African Americans with SLE also had increased risk of multiple infections compared to matched controls. This increased risk of infection in SLE is likely due to immunosuppressant medications, the disease itself, or an interaction between these factors [
46‐
48]. Two recent studies using the US Medicaid database investigated infection rates among different SLE patients but did not compare patients with SLE to matched controls [
26,
27]. Our study establishes an increased risk of infection in African Americans with SLE compared to matched controls.

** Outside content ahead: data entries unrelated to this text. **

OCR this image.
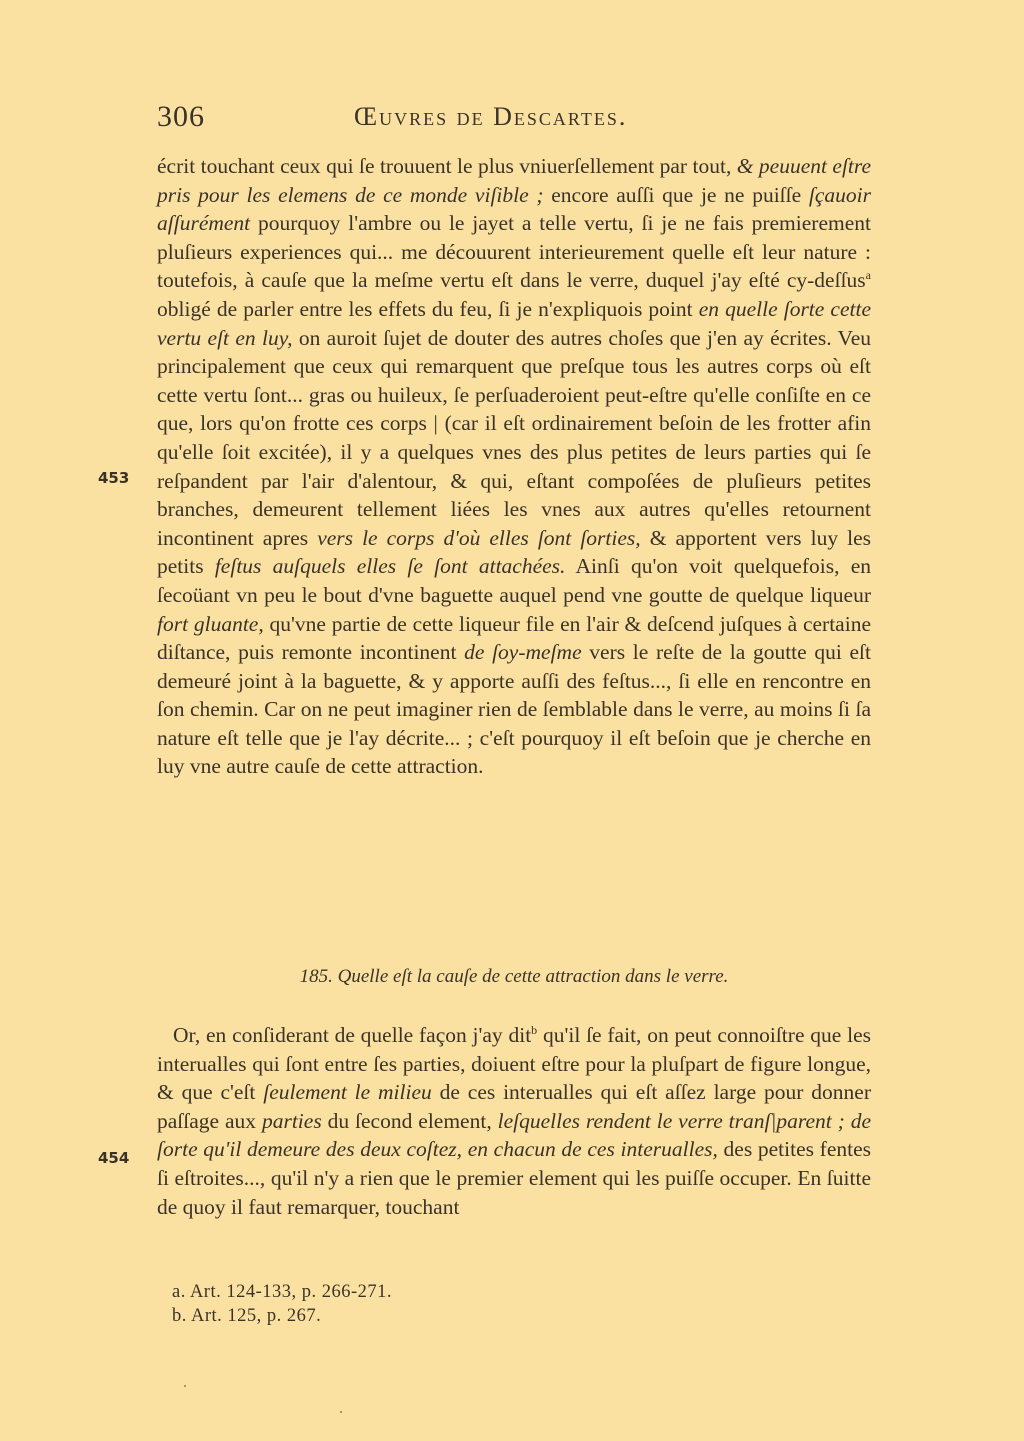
306	Œuvres de Descartes.
453
454

écrit touchant ceux qui ſe trouuent le plus vniuerſellement par tout, & peuuent eſtre pris pour les elemens de ce monde viſible ; encore auſſi que je ne puiſſe ſçauoir aſſurément pourquoy l'ambre ou le jayet a telle vertu, ſi je ne fais premierement pluſieurs experiences qui... me découurent interieurement quelle eſt leur nature : toutefois, à cauſe que la meſme vertu eſt dans le verre, duquel j'ay eſté cy-deſſus$^a$ obligé de parler entre les effets du feu, ſi je n'expliquois point en quelle ſorte cette vertu eſt en luy, on auroit ſujet de douter des autres choſes que j'en ay écrites. Veu principalement que ceux qui remarquent que preſque tous les autres corps où eſt cette vertu ſont... gras ou huileux, ſe perſuaderoient peut-eſtre qu'elle conſiſte en ce que, lors qu'on frotte ces corps | (car il eſt ordinairement beſoin de les frotter afin qu'elle ſoit excitée), il y a quelques vnes des plus petites de leurs parties qui ſe reſpandent par l'air d'alentour, & qui, eſtant compoſées de pluſieurs petites branches, demeurent tellement liées les vnes aux autres qu'elles retournent incontinent apres vers le corps d'où elles ſont ſorties, & apportent vers luy les petits feſtus auſquels elles ſe ſont attachées. Ainſi qu'on voit quelquefois, en ſecoüant vn peu le bout d'vne baguette auquel pend vne goutte de quelque liqueur fort gluante, qu'vne partie de cette liqueur file en l'air & deſcend juſques à certaine diſtance, puis remonte incontinent de ſoy-meſme vers le reſte de la goutte qui eſt demeuré joint à la baguette, & y apporte auſſi des feſtus..., ſi elle en rencontre en ſon chemin. Car on ne peut imaginer rien de ſemblable dans le verre, au moins ſi ſa nature eſt telle que je l'ay décrite... ; c'eſt pourquoy il eſt beſoin que je cherche en luy vne autre cauſe de cette attraction.

185. Quelle eſt la cauſe de cette attraction dans le verre.

Or, en conſiderant de quelle façon j'ay dit$^b$ qu'il ſe fait, on peut connoiſtre que les interualles qui ſont entre ſes parties, doiuent eſtre pour la pluſpart de figure longue, & que c'eſt ſeulement le milieu de ces interualles qui eſt aſſez large pour donner paſſage aux parties du ſecond element, leſquelles rendent le verre tranſ|parent ; de ſorte qu'il demeure des deux coſtez, en chacun de ces interualles, des petites fentes ſi eſtroites..., qu'il n'y a rien que le premier element qui les puiſſe occuper. En ſuitte de quoy il faut remarquer, touchant

a. Art. 124-133, p. 266-271.
b. Art. 125, p. 267.
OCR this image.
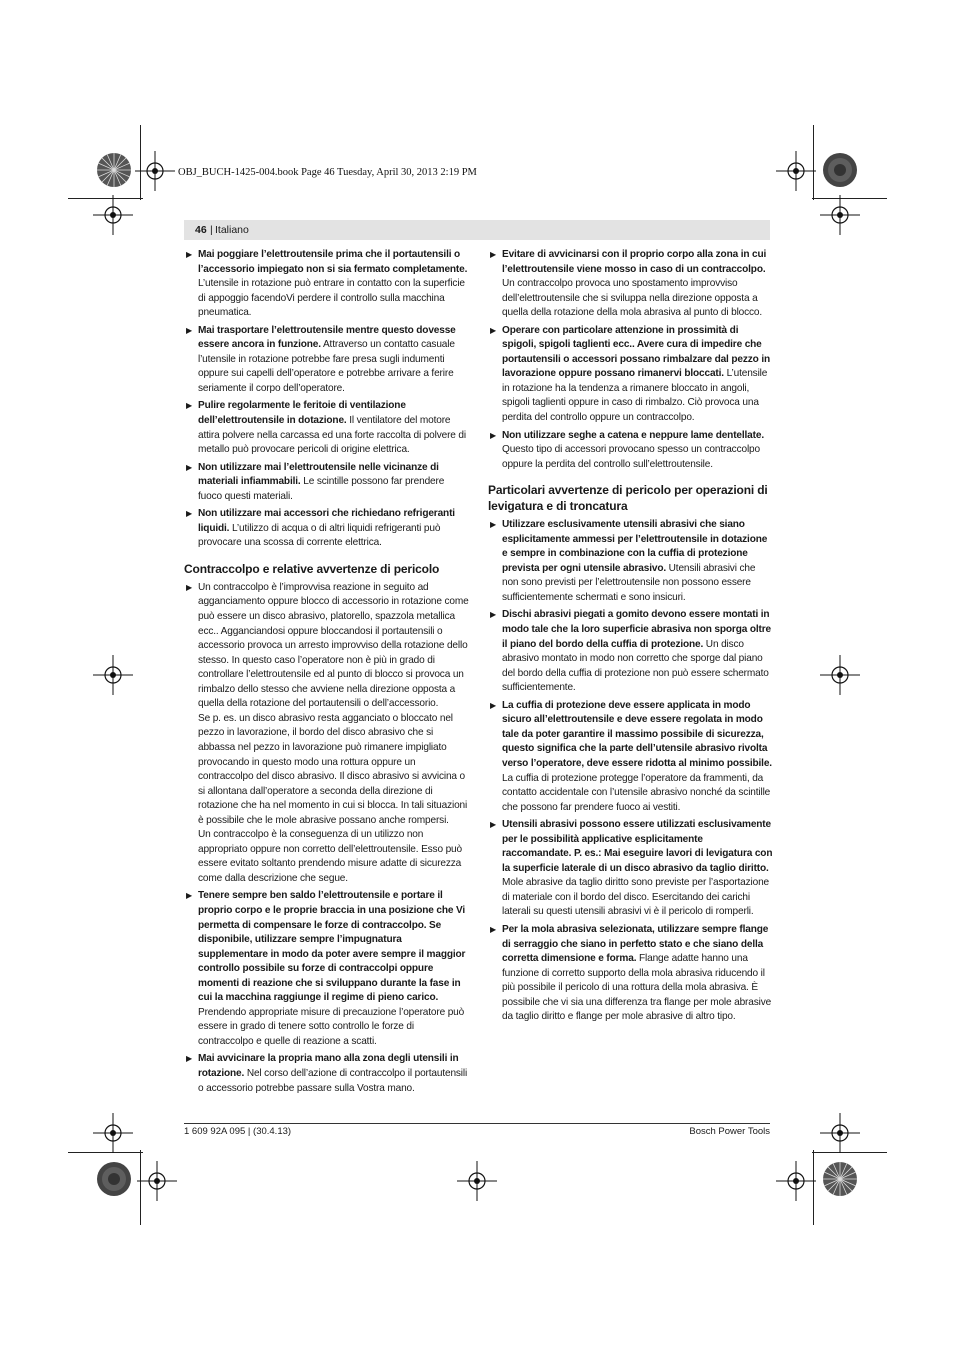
OBJ_BUCH-1425-004.book Page 46 Tuesday, April 30, 2013 2:19 PM
46 | Italiano
▶ Mai poggiare l’elettroutensile prima che il portautensili o l’accessorio impiegato non si sia fermato completamente. L’utensile in rotazione può entrare in contatto con la superficie di appoggio facendoVi perdere il controllo sulla macchina pneumatica.
▶ Mai trasportare l’elettroutensile mentre questo dovesse essere ancora in funzione. Attraverso un contatto casuale l’utensile in rotazione potrebbe fare presa sugli indumenti oppure sui capelli dell’operatore e potrebbe arrivare a ferire seriamente il corpo dell’operatore.
▶ Pulire regolarmente le feritoie di ventilazione dell’elettroutensile in dotazione. Il ventilatore del motore attira polvere nella carcassa ed una forte raccolta di polvere di metallo può provocare pericoli di origine elettrica.
▶ Non utilizzare mai l’elettroutensile nelle vicinanze di materiali infiammabili. Le scintille possono far prendere fuoco questi materiali.
▶ Non utilizzare mai accessori che richiedano refrigeranti liquidi. L’utilizzo di acqua o di altri liquidi refrigeranti può provocare una scossa di corrente elettrica.
Contraccolpo e relative avvertenze di pericolo
▶ Un contraccolpo è l’improvvisa reazione in seguito ad agganciamento oppure blocco di accessorio in rotazione come può essere un disco abrasivo, platorello, spazzola metallica ecc.. Agganciandosi oppure bloccandosi il portautensili o accessorio provoca un arresto improvviso della rotazione dello stesso. In questo caso l’operatore non è più in grado di controllare l’elettroutensile ed al punto di blocco si provoca un rimbalzo dello stesso che avviene nella direzione opposta a quella della rotazione del portautensili o dell’accessorio.
Se p. es. un disco abrasivo resta agganciato o bloccato nel pezzo in lavorazione, il bordo del disco abrasivo che si abbassa nel pezzo in lavorazione può rimanere impigliato provocando in questo modo una rottura oppure un contraccolpo del disco abrasivo. Il disco abrasivo si avvicina o si allontana dall’operatore a seconda della direzione di rotazione che ha nel momento in cui si blocca. In tali situazioni è possibile che le mole abrasive possano anche rompersi.
Un contraccolpo è la conseguenza di un utilizzo non appropriato oppure non corretto dell’elettroutensile. Esso può essere evitato soltanto prendendo misure adatte di sicurezza come dalla descrizione che segue.
▶ Tenere sempre ben saldo l’elettroutensile e portare il proprio corpo e le proprie braccia in una posizione che Vi permetta di compensare le forze di contraccolpo. Se disponibile, utilizzare sempre l’impugnatura supplementare in modo da poter avere sempre il maggior controllo possibile su forze di contraccolpi oppure momenti di reazione che si sviluppano durante la fase in cui la macchina raggiunge il regime di pieno carico. Prendendo appropriate misure di precauzione l’operatore può essere in grado di tenere sotto controllo le forze di contraccolpo e quelle di reazione a scatti.
▶ Mai avvicinare la propria mano alla zona degli utensili in rotazione. Nel corso dell’azione di contraccolpo il portautensili o accessorio potrebbe passare sulla Vostra mano.
▶ Evitare di avvicinarsi con il proprio corpo alla zona in cui l’elettroutensile viene mosso in caso di un contraccolpo. Un contraccolpo provoca uno spostamento improvviso dell’elettroutensile che si sviluppa nella direzione opposta a quella della rotazione della mola abrasiva al punto di blocco.
▶ Operare con particolare attenzione in prossimità di spigoli, spigoli taglienti ecc.. Avere cura di impedire che portautensili o accessori possano rimbalzare dal pezzo in lavorazione oppure possano rimanervi bloccati. L’utensile in rotazione ha la tendenza a rimanere bloccato in angoli, spigoli taglienti oppure in caso di rimbalzo. Ciò provoca una perdita del controllo oppure un contraccolpo.
▶ Non utilizzare seghe a catena e neppure lame dentellate. Questo tipo di accessori provocano spesso un contraccolpo oppure la perdita del controllo sull’elettroutensile.
Particolari avvertenze di pericolo per operazioni di levigatura e di troncatura
▶ Utilizzare esclusivamente utensili abrasivi che siano esplicitamente ammessi per l’elettroutensile in dotazione e sempre in combinazione con la cuffia di protezione prevista per ogni utensile abrasivo. Utensili abrasivi che non sono previsti per l’elettroutensile non possono essere sufficientemente schermati e sono insicuri.
▶ Dischi abrasivi piegati a gomito devono essere montati in modo tale che la loro superficie abrasiva non sporga oltre il piano del bordo della cuffia di protezione. Un disco abrasivo montato in modo non corretto che sporge dal piano del bordo della cuffia di protezione non può essere schermato sufficientemente.
▶ La cuffia di protezione deve essere applicata in modo sicuro all’elettroutensile e deve essere regolata in modo tale da poter garantire il massimo possibile di sicurezza, questo significa che la parte dell’utensile abrasivo rivolta verso l’operatore, deve essere ridotta al minimo possibile. La cuffia di protezione protegge l’operatore da frammenti, da contatto accidentale con l’utensile abrasivo nonché da scintille che possono far prendere fuoco ai vestiti.
▶ Utensili abrasivi possono essere utilizzati esclusivamente per le possibilità applicative esplicitamente raccomandate. P. es.: Mai eseguire lavori di levigatura con la superficie laterale di un disco abrasivo da taglio diritto. Mole abrasive da taglio diritto sono previste per l’asportazione di materiale con il bordo del disco. Esercitando dei carichi laterali su questi utensili abrasivi vi è il pericolo di romperli.
▶ Per la mola abrasiva selezionata, utilizzare sempre flange di serraggio che siano in perfetto stato e che siano della corretta dimensione e forma. Flange adatte hanno una funzione di corretto supporto della mola abrasiva riducendo il più possibile il pericolo di una rottura della mola abrasiva. È possibile che vi sia una differenza tra flange per mole abrasive da taglio diritto e flange per mole abrasive di altro tipo.
1 609 92A 095 | (30.4.13)	Bosch Power Tools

Our EHR-based PheWAS study has limitations. We used a previously validated algorithm to identify patients with SLE with a positive predictive value (PPV) of 89% and sensitivity of 86% [
20]. Despite this algorithm’s strong test characteristics, we may have captured some subjects who do not have a SLE diagnosis. Our clinical EHR data, in contrast to prospective cohort studies, does not contain disease activity and damage measures such as the Systemic Lupus Erythematosus Disease Activity Index (SLEDAI) [
49] and Systemic Lupus International Collaborating Clinics Damage Index (SDI) [
50], as these measures are not collected routinely in clinical practice. Thus, we cannot adjust for disease activity or damage in PheWAS. EHR-based algorithms that assess treatment response in inflammatory bowel disease [
51] and CAD risk in inflammatory bowel disease and RA [
52] have been created. Currently, however, there are no published, EHR-based algorithms assessing disease severity and activity in autoimmune diseases. Future directions include developing these algorithms in SLE. Next, this PheWAS was performed using billing codes at Vanderbilt only. Patients can receive care in multiple healthcare systems, which may not be documented in Vanderbilt’s EHR. These potential missed diagnoses, however, would bias us to the null result. Missing data could be non-randomly distribute, with more occurring in the controls in whom EHR follow up was shorter compared to patients with SLE. We adjusted for EHR follow-up time, which did not alter our main findings. Last, our study was performed using a single institution’s EHR, potentially limiting generalizability of our results to other patients with SLE. Using an EHR-based cohort to study SLE, however, may capture a wider net of patients with SLE that are more representative of the community compared to patients with SLE recruited into a cohort. We did not have sufficient numbers of Hispanics or Asians, reflecting the demographics of middle Tennessee, to study patients with SLE with these ethnicities in our PheWAS. However, our EHR cohort included male subjects and African Americans with SLE, who are often understudied [
45]. We acknowledge that the African American population in the USA is admixed, and these findings associated with the race construct could represent cultural and socioeconomic factors as well as genetic ancestry. Unfortunately, our de-identified resource does not contain socioeconomic data such as income level or insurance coverage, so we are unable to adjust for these factors in our PheWAS.